最後の審尋となった24日、那覇地裁前の公園で開かれた集会では、原告の住民から「裁判官はきちんと騒音問題を判断してほしい」「勝とう」と差し止めの決定に期待する声が相次いだ。一方、12月6~9日の決定日に「手遅れになる」と焦りの声も上がった。

高江ヘリパッド建設工事の差し止め仮処分を勝ち取ろうとガンバロー三唱する事前集会参加者=24日、那覇市楚辺

 審尋前の集会には東村高江に住む原告の住民や、那覇市内や北部などの市民ら約80人が参加。審尋後には報告集会が開かれた。

 原告の女性(56)は「国は返還調印式を12月22日と決めた。まだ完成していないのにありえるのか。運動や県民を畳み掛けるような圧力が、本当に我慢ならない」と訴えた。

 申し立てでは安全保障や外交問題ではなく、騒音や人権問題として訴えてきた。「騒音問題は証明できた。裁判官はしっかりと判断してほしい」と願う。

 工事初期から反対してきた女性(52)は「何もかもが間に合わないかもしれないという焦燥感にとらわれている」と述べ、支援を求めた。

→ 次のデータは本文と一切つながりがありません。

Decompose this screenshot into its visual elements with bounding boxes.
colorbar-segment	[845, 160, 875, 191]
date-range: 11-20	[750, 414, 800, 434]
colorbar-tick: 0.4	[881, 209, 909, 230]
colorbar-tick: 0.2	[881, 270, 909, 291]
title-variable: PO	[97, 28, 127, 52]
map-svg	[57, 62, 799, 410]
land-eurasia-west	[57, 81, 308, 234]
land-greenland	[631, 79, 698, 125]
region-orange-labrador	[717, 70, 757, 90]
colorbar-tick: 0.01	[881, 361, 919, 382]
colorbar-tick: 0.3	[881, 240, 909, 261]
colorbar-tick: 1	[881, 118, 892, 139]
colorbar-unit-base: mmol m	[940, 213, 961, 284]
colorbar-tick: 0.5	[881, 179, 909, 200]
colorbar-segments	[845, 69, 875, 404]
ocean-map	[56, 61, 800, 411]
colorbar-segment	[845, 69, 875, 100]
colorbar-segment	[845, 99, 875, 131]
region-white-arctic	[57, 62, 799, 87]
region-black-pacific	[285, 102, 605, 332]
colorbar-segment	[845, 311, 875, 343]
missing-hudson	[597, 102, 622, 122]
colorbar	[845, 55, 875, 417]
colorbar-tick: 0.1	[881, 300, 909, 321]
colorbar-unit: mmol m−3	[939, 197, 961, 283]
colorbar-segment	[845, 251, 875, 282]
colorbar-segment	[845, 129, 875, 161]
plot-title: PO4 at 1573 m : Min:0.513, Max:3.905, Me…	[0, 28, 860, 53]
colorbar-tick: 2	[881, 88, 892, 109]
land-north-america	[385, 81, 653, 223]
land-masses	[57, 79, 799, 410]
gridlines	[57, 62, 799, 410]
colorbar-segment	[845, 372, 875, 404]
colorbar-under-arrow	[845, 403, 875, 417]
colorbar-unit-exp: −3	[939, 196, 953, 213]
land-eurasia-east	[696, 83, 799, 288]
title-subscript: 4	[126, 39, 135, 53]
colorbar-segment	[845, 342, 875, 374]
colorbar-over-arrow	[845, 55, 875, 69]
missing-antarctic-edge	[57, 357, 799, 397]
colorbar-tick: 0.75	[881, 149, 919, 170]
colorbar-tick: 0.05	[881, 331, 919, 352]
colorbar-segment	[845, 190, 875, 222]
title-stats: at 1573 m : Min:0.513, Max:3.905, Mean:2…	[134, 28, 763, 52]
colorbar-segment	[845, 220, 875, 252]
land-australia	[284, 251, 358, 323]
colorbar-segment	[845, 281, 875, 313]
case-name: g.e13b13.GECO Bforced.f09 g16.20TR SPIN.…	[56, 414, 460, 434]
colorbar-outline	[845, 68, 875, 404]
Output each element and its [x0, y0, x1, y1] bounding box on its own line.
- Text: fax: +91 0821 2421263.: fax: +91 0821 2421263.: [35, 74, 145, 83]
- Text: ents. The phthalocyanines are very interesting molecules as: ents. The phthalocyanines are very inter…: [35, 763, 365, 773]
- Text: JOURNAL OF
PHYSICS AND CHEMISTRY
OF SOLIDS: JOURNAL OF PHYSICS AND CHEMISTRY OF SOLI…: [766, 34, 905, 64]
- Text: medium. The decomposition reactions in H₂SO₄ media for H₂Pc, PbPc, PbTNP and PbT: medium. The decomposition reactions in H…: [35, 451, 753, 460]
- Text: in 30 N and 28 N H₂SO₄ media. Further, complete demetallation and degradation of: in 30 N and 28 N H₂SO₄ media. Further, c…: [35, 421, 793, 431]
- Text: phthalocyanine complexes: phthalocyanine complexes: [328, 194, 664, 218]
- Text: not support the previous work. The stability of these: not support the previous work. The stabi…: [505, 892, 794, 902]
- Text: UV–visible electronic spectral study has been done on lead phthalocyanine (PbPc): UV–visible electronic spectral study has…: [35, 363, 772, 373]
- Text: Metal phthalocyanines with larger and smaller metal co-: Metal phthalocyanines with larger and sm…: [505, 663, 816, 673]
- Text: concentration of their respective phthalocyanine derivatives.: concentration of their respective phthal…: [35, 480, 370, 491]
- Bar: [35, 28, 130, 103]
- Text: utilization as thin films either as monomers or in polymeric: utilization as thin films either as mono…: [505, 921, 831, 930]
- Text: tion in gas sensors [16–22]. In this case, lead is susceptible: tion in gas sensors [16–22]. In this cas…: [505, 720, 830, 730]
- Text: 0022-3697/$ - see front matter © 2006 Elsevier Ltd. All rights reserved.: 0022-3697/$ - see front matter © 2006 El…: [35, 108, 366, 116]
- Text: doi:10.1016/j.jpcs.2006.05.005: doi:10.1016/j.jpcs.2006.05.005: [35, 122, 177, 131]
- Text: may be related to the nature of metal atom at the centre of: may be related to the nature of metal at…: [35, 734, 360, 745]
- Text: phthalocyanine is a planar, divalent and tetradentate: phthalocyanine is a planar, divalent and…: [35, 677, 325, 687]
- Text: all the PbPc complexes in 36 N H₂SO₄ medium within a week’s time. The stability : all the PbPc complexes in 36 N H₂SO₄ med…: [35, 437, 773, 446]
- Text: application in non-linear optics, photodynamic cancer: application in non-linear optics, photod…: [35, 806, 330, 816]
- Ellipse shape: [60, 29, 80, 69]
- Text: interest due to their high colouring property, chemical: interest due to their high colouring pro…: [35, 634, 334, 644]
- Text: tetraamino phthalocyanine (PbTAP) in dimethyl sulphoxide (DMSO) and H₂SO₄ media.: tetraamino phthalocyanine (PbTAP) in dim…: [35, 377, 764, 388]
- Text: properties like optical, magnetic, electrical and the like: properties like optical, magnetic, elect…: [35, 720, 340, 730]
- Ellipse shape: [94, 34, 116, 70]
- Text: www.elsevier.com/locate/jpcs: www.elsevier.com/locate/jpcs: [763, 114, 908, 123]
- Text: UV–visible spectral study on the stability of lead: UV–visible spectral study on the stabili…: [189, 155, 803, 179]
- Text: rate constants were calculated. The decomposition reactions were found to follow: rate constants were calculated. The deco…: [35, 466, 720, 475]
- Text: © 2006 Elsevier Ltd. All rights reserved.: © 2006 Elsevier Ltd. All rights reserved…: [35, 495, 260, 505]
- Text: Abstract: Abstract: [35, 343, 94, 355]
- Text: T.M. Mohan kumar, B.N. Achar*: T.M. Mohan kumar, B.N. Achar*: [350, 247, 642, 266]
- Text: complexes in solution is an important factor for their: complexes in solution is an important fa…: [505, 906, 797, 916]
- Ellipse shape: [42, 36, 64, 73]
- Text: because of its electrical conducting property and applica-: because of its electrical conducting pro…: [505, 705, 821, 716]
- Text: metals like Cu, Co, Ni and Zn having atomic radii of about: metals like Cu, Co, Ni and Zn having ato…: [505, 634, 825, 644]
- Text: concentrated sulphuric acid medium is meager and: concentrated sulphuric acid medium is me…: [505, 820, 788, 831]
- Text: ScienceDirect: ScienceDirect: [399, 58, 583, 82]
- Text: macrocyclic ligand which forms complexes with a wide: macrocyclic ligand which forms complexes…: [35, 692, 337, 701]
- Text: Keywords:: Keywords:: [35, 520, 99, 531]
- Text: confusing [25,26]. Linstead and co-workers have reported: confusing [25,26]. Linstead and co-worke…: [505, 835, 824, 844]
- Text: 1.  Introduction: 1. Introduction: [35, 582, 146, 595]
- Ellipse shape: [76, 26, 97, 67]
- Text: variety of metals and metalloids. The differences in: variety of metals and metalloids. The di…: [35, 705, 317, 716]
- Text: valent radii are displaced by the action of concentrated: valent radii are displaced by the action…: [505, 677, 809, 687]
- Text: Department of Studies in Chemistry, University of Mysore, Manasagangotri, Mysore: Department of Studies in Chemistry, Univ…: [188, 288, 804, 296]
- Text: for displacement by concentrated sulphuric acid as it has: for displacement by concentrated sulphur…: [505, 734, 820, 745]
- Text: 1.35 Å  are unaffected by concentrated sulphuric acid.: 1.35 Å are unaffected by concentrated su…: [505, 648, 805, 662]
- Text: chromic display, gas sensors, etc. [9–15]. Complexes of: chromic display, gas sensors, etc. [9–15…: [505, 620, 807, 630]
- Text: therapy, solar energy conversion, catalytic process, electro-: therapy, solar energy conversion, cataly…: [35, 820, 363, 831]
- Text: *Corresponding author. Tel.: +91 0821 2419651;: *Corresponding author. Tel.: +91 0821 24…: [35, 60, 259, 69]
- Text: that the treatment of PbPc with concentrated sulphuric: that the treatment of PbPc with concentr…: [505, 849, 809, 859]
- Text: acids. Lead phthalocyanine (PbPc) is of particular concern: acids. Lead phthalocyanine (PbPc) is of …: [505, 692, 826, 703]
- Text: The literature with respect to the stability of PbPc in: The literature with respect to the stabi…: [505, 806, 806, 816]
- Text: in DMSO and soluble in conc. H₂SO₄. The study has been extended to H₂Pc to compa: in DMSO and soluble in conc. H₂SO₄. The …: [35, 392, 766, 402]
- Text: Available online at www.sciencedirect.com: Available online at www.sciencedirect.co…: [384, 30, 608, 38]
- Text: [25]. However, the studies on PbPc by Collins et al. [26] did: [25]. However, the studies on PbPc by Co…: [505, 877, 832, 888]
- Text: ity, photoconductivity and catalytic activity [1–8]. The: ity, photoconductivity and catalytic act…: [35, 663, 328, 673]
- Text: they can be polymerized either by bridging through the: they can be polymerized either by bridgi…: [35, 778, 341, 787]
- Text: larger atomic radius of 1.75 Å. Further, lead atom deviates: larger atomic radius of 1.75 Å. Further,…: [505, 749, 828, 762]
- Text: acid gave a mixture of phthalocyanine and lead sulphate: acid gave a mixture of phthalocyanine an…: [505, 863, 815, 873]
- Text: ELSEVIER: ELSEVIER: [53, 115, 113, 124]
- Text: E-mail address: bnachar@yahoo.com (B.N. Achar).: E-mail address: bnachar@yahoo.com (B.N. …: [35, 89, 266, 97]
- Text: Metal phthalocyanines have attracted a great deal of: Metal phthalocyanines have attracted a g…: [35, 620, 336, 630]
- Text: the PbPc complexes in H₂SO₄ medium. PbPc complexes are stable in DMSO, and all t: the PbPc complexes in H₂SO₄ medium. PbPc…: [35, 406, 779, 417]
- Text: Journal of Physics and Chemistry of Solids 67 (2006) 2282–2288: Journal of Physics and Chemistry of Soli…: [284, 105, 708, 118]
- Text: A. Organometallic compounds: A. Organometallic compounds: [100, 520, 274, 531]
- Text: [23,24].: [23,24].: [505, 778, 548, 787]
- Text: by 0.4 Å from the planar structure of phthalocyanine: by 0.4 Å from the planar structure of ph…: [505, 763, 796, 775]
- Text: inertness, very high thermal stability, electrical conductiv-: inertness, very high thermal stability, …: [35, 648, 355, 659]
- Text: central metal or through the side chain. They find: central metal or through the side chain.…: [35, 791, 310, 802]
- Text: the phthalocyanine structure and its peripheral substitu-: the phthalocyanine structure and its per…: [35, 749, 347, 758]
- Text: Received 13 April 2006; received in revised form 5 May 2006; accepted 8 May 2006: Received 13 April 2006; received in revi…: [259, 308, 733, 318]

 オスプレイの騒音を避けるため、息子たちと約2カ月間、国頭村に避難した母親(45)は「家の上空を低空飛行し、いつ落ちてくるかわからない。完成したら、子どもたちのために移住を本気で考えないといけなくなる」と話す。12月6~9日の決定日に「どれだけ苦しんでいるかを、私たちの声をきちんと聞いてほしいと訴えた。手遅れになる前に、早く結論がほしい」と訴えた。